At the same time, Apple has been rejecting applications from content providers who do in fact own the rights to their materials and can prove those rights. A colleague who spoke on the condition of anonymity related that a project he developed for a national content syndicate was rejected without recourse. He still got paid for his work but the application languishes without an outlet.
Apple isn't stopping with content source providers. They're also targeting those who provide media browsing tools. Another developer who built an e-book reader received a recent rejection along the same lines. The application might be used to read copyright infringing books, so Apple will not let it in App Store.
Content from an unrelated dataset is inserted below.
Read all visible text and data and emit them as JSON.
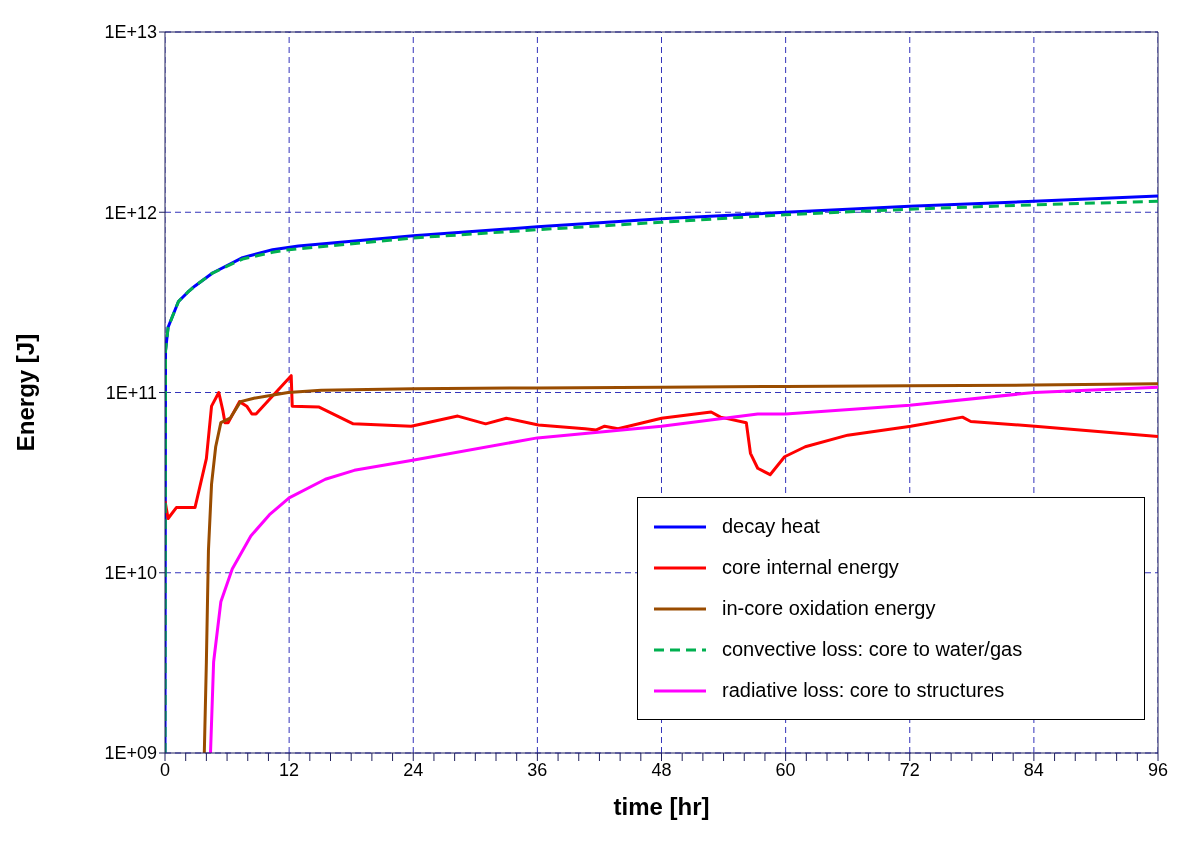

In an e-mail, he wrote, "Leaving aside the presumption of innocence, [what] about iTunes and iPod; shouldn't they be banned too? After all many users indeed are using them to listen to the music that is not always legally obtained."
Many consumers have been very unhappy with Apple for rejecting the Google Voice App from the App Store. Now ebook readers are unhappy.
Update: Apple replied to TUAC saying "We have not stopped approving ebook readers and ebooks in fact we've approved 221 new ebooks to the App Store since 7/30/09. The book category in the App Store lists 6,000 apps and this doesn't cover the full scope since ebooks are included in other categories like medical, reference and education." It's an interesting statement in that it doesn't address the issue of how many ebooks it has rejected, only how many it has approved.